Located just 30 minutes from the hustle and grit of the Centro Habana neighborhood is a Caribbean beach grandeur that most glossy tourist brochures call the Havana Riviera. But to locals, the 50km of palm-fringed coast are known simply as the Playas del Este (Eastern Beaches). There are half a dozen beaches out this way, but Santa María – with appreciable shade and the softest, cleanest sand – is the best. Head to the beach town of Guanabo to hang with locals, while the stretch near Boca Ciega is a traditional LGBT hangout. Most Cubans will not go near the beach in the 'cold' winter months between January and April, but during the peak summer season these beaches get incredibly crowded.
Riding the Hershey Train
If you get dewy-eyed from chugging through pretty villages on tracks laid long ago, with the wind whipping by and the train whistle blowing, hop on board the Hershey train. The electric conveyance was established by the chocolate giant in the early 20th century, along with a sugar mill and model town.
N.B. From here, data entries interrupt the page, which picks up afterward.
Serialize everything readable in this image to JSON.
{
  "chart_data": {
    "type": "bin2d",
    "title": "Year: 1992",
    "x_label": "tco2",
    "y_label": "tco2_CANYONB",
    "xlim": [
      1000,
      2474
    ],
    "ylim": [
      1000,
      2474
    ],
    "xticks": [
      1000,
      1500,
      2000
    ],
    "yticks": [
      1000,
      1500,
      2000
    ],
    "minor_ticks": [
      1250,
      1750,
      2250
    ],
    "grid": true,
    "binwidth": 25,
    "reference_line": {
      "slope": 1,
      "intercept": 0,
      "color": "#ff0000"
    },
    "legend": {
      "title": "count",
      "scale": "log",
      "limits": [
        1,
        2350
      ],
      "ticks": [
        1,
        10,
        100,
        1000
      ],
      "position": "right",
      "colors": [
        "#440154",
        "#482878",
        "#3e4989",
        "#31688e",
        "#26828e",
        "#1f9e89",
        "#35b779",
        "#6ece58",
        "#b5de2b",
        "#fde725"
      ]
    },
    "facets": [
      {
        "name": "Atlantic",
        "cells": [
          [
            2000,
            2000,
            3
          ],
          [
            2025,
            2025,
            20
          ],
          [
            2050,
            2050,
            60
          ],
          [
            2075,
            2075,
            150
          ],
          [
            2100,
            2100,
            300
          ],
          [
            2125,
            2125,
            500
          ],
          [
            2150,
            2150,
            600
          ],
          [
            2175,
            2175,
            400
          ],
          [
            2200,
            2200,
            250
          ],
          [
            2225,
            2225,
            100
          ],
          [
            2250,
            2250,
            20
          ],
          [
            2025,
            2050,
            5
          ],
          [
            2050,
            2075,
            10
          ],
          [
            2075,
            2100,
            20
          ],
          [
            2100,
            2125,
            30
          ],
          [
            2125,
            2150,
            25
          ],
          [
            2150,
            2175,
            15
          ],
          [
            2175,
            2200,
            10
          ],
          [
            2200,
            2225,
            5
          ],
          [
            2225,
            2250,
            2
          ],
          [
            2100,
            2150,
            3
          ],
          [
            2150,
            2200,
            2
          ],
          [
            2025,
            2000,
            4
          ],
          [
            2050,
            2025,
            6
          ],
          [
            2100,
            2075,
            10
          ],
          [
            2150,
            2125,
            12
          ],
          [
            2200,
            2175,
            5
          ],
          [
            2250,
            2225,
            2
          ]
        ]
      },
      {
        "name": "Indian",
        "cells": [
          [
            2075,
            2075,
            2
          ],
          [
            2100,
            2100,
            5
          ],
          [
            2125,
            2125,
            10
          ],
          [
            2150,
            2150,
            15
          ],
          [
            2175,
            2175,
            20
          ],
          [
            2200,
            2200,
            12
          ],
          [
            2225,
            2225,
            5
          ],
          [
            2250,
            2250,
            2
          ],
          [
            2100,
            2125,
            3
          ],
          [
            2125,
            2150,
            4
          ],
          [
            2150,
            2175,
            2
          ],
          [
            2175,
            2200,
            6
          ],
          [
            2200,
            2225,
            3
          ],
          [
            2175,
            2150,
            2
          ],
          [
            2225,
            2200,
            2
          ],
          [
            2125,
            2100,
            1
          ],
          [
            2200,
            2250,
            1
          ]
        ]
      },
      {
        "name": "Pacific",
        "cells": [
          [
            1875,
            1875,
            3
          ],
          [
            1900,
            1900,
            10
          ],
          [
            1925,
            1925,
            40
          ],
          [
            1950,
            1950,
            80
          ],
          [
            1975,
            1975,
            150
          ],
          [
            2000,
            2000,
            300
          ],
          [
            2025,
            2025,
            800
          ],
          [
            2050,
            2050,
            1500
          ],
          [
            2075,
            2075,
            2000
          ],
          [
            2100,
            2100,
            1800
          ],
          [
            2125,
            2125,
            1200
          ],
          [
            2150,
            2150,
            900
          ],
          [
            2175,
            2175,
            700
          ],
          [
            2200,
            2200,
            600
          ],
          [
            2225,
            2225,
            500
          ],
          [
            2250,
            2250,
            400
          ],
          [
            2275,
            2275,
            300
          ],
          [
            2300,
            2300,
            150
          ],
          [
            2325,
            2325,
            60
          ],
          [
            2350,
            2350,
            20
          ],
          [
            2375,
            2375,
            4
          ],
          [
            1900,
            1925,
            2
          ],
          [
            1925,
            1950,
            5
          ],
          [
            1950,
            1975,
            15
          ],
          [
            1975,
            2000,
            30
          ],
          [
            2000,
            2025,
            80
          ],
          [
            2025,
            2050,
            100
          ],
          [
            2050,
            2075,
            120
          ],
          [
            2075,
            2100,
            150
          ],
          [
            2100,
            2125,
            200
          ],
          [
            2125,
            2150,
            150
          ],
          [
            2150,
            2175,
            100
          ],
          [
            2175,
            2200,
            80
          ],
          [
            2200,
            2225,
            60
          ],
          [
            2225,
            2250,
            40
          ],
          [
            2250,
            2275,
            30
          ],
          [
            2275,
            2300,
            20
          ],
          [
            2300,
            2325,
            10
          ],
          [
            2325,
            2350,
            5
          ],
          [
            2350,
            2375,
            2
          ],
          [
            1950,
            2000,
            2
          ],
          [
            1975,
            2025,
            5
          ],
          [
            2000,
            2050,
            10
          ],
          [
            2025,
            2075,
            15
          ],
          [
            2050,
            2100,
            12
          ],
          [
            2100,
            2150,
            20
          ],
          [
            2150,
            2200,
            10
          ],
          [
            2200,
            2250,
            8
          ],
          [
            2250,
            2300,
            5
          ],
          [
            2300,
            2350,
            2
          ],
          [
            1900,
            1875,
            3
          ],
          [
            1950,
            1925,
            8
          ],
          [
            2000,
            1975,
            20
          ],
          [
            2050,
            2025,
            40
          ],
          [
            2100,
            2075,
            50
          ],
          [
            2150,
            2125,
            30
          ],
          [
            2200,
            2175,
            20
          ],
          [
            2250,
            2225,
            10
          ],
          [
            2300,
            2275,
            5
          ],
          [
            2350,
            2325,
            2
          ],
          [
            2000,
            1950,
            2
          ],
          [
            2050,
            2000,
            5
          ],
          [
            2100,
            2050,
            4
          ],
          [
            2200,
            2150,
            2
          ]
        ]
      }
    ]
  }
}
It makes more than three dozen stops as it wends its way through the palm-studded Yumurí Valley to Matanzas; daily departures for the four-hour adventure leave from the Casablanca station located next to the ferry wharf on the east side of Havana’s harbor.
About an hour east of Havana, Jibacoa is made up of several beaches and a small town backed by cliffs and caves that are so scenic it is amazing this area continues to fly under the tourist radar. So what if word gets out about the snorkeling, hiking and caving opportunities that complement basking on the tawny sands? There is enough beach for everyone, but please: keep secluded Playa de los Artistas (with the best snorkeling) under wraps.
Las Terrazas and Soroa
Heading for the hills has been an effective tactic in these parts since Fidel Castro and a ragtag guerrilla band waged their against-all-odds revolution from the Sierra Maestra mountain range. Not much has changed in the intervening 50 years, and a Sunday drive into the heart of the undulating and verdant Sierra del Rosario range (Cuba’s first Unesco Biosphere Reserve), 45 minutes west of Havana, is a sure tonic for fatigue and woe. Las Terrazas is an artist colony cum eco-tourism experiment with open studios, ziplines, hiking, birding and swimming in river cascades. Nearby Soroa is famed for its Orquideario – an orchid garden and research station with more than 700 species that bloom between December and March.
Cuba’s version of Cancún, a 20km-long peninsula with powdery sand, bathtub-temperature sea and all-inclusive resorts, has all the amenities required to keep package tourists fed and happy. But monumental changes are afoot. For the first time since 1959 residents can rent out rooms and open private restaurants, which translates into sorely-needed diversity. Most intriguing is the flood of Cubans who are opting for Varadero getaways – something denied them for decades under a discriminatory policy that reserved the island’s best beaches for visitors (it was rescinded in 2008).
The Viñales Valley, peppered with rare pin-cushion hills, is spectacular enough to warrant longer than a day trip, if you have the time. The town is quaint in that ceramic-roof, cane-rocker-on-the-porch kind of way and the hospitality of Cuban guajiros (countryfolk) is unsurpassed. Accept any invite to go horseback riding or hiking amid the oddly bulbous limestone hills; Viñales becomes a rock climbing mecca from December through April. And the A-frame structures covered in shaggy fronds you will see are drying houses for the world’s finest cigar tobacco, grown throughout this part of Pinar del Río province.